Duke University researchers have developed a system that allows real-time optical and electrical observations of the gut’s nervous system in a live animal. The system is designed to allow researchers to understand better how the enteric nervous system reacts to different drugs, neurotransmitters and diseases.

Consisting of five times more neurons than the spinal cord and often termed a “second brain,” the enteric nervous system is a mesh-like sheath of neurons that controls the gastrointestinal tract (GI). It regulates how food moves through the digestive system and communicates potential problems to the immune system. And while it has a direct line to both the brain and spinal cord, the enteric system has the ability to direct the organs under its control independent of either system.

Despite its importance, however, very little is known about the enteric nervous system, such as how it responds to medications or what can go wrong with it to cause disease.

“About one-quarter of the world’s population is affected by a functional gastrointestinal disorder,” says lead researcher Xiling Shen, associate professor of biomedical engineering. “You’ve probably heard of the term 'functional GI disorder,' which encompasses diseases like irritable bowel syndrome, constipation and incontinence. If you look at the physiology in these diseases, the gut looks fine. It’s the nerves that are somehow malfunctioning. And the reason the term includes so many diseases is because we really don’t have any idea what’s going on with those nerves.”

To learn more about the functioning of the enteric nervous system, Shen implanted a transparent window made of tough borosilicate glass into the skin over the stomachs of mice. With no skull or bone structures to anchor the window, he devised a 3D-printed surgical insert for stabilization. The device prevents the intestines from moving too much while maintaining normal digestive functions, allowing researchers to look at the same spot over multiple days. Shen also devised a system to record both electrical and optical activity at the same time.

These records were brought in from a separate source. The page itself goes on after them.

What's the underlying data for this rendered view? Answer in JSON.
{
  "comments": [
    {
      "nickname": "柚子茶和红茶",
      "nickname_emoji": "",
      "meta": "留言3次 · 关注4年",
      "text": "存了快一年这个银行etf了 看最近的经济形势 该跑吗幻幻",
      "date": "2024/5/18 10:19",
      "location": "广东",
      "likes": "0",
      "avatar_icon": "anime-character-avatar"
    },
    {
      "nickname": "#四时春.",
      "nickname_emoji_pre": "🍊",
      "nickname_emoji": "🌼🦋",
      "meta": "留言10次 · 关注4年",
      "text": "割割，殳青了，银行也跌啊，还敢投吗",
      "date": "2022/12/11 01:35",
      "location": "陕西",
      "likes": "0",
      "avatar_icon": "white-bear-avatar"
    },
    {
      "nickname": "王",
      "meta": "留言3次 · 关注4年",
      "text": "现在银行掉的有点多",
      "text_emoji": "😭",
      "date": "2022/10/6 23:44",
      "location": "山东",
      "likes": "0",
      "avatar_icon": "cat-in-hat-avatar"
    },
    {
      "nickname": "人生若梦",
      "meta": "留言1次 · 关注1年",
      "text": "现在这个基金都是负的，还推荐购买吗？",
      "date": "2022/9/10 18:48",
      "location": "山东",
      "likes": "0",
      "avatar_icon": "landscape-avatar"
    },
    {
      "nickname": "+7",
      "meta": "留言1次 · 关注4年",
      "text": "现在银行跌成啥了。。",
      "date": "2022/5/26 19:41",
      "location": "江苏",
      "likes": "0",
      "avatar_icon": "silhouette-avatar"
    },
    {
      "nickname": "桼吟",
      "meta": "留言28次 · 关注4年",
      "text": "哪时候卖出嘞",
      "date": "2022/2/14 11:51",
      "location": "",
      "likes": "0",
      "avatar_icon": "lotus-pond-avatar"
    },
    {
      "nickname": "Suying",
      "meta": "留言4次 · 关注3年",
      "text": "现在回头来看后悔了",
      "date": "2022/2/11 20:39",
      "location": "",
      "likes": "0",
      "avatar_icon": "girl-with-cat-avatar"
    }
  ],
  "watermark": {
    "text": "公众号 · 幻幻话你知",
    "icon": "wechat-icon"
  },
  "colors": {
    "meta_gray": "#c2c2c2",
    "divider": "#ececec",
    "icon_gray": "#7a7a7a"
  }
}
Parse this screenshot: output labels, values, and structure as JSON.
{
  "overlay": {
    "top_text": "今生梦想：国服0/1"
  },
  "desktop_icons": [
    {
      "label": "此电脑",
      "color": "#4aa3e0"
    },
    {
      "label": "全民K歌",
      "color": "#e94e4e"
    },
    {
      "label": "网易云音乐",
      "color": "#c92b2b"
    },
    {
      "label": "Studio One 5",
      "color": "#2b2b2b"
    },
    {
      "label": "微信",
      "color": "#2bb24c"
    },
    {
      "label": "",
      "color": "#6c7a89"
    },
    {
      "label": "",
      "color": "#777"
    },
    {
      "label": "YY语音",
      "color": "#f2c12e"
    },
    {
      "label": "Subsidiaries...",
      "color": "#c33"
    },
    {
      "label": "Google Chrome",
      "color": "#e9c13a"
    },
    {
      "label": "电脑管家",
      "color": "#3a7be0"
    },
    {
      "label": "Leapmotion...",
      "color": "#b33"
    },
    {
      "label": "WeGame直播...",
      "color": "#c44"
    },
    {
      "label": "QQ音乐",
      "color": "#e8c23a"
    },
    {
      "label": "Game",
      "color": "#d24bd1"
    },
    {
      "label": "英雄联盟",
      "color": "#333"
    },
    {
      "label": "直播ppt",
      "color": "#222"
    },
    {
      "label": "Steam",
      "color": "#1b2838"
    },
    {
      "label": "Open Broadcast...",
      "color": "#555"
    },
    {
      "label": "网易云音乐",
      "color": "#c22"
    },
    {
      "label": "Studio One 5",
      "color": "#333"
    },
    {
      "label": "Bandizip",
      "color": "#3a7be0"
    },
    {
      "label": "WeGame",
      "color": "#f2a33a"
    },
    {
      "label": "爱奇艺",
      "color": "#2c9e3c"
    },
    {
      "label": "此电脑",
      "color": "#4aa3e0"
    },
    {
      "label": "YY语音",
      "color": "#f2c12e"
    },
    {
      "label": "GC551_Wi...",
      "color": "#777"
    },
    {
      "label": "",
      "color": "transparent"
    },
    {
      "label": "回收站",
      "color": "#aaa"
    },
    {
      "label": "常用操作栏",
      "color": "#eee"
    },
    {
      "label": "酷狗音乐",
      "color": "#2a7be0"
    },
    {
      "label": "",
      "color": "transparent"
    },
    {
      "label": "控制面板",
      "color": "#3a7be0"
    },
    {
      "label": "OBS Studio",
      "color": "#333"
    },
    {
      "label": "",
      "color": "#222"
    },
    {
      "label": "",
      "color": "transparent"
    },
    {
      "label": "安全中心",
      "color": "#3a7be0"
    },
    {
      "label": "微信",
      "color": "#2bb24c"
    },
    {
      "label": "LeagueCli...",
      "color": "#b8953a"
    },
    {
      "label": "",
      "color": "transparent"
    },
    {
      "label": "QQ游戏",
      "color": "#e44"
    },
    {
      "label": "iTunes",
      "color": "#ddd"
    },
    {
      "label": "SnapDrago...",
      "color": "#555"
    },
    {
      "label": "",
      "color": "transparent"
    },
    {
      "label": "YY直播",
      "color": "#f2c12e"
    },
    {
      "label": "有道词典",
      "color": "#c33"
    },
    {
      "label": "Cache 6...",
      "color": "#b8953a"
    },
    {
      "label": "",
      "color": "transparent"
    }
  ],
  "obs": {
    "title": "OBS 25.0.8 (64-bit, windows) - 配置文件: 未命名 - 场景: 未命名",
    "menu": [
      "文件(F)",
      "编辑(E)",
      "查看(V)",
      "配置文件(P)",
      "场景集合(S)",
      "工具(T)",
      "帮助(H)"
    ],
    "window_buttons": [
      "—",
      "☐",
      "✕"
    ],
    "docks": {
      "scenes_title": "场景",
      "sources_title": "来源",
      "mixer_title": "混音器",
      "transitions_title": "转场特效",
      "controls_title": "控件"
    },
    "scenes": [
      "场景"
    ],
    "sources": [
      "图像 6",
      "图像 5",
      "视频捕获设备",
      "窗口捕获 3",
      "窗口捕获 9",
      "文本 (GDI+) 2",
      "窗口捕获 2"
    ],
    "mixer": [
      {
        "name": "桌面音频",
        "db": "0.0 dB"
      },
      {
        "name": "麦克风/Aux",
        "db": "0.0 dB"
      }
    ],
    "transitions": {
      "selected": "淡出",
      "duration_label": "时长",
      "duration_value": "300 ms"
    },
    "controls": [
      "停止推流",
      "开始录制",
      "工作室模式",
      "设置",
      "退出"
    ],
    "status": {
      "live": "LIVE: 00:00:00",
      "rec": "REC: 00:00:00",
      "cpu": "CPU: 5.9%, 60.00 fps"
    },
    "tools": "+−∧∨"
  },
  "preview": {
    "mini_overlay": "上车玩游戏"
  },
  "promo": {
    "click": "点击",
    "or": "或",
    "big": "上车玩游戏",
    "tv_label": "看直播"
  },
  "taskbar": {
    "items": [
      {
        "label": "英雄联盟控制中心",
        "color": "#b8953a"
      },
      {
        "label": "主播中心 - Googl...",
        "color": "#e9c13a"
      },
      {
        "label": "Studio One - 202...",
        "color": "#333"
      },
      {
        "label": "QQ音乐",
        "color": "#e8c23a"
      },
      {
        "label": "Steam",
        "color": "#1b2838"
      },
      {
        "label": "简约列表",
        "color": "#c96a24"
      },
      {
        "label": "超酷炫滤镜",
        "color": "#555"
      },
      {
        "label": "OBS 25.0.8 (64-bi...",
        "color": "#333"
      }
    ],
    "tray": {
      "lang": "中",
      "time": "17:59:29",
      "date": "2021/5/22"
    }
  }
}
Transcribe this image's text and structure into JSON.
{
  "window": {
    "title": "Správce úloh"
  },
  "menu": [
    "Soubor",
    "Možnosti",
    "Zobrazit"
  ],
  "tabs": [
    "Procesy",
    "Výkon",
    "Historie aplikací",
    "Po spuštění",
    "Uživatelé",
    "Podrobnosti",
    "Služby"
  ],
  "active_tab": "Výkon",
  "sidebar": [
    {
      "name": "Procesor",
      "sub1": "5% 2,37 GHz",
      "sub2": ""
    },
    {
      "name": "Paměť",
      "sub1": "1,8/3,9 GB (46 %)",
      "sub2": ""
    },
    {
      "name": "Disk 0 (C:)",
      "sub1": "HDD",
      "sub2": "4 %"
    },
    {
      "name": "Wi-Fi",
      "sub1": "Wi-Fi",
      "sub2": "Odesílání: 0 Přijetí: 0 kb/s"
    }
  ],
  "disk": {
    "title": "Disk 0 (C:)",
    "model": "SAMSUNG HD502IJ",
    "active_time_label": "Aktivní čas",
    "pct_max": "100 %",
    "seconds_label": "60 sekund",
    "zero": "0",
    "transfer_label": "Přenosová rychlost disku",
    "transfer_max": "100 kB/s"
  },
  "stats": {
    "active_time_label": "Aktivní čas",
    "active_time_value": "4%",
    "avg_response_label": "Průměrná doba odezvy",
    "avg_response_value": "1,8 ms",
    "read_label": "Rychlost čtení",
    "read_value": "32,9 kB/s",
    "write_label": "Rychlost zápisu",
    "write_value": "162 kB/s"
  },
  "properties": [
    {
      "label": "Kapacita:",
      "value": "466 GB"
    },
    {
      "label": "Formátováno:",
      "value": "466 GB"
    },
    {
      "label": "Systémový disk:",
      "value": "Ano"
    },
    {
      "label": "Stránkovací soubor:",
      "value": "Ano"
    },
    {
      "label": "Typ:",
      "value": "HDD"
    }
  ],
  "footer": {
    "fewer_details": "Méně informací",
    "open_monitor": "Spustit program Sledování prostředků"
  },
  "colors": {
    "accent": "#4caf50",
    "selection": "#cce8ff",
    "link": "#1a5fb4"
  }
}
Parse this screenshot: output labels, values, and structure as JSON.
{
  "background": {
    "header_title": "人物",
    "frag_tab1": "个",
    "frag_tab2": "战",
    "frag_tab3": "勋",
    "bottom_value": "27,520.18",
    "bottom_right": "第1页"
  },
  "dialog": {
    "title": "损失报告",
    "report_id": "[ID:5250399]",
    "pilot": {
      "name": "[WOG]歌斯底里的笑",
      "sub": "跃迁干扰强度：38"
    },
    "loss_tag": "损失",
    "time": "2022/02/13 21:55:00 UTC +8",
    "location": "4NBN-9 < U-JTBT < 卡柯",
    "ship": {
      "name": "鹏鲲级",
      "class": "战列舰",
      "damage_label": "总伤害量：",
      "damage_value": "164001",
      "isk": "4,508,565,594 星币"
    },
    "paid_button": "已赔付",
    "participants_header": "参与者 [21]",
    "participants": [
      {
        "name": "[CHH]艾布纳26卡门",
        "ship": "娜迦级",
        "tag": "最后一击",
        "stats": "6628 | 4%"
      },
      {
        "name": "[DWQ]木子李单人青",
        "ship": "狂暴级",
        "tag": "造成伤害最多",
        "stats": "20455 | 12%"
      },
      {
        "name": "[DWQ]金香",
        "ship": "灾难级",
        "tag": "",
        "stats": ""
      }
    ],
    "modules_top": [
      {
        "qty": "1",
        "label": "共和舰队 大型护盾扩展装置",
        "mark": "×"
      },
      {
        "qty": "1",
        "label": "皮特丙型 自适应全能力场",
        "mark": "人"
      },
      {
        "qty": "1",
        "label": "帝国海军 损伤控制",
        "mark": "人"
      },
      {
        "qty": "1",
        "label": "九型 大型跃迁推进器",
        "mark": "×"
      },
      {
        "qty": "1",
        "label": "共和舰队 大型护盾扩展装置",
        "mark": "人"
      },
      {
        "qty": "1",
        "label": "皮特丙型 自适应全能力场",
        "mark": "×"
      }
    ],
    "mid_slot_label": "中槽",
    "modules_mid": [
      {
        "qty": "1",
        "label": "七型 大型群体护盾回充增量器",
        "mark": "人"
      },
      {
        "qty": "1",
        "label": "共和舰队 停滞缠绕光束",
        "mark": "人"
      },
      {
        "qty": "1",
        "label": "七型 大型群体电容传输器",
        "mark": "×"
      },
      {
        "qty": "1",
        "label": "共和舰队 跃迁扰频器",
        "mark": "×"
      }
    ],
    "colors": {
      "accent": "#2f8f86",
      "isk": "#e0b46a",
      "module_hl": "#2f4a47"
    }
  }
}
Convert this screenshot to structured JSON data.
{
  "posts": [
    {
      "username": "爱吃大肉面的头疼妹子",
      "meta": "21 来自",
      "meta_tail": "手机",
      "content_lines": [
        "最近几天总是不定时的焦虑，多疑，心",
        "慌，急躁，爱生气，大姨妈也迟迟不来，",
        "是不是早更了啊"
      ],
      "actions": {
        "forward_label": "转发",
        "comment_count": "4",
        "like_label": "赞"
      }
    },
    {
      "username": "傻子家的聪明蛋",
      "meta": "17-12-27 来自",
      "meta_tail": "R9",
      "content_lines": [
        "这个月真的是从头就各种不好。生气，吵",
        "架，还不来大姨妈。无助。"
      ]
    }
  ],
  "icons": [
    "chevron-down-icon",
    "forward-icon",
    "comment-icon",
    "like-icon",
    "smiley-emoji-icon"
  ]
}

A look at the enteric nervous system: the red bands are neurons and the green webbing is the vasculature. Image credit: Duke University.The experiment used transgenic mice with nerves that light up with a green hue when firing. By using a transparent graphene sensor to obtain electrical signals from the nerves, Shen gained an unobstructed view of the neural activity.

The optical signal gives spatial resolution, allowing researchers to tell which neuron is firing. The electrical signal provides time resolution, which pins down the exact waveform of the firing neurons.

Shen says the enteric nervous system is now ready to be explored. “So much is known about the brain and spinal cord because we can open them up, look at them, record the neural activities and map their behaviors,” he says. “Now we can start doing the same for the gut."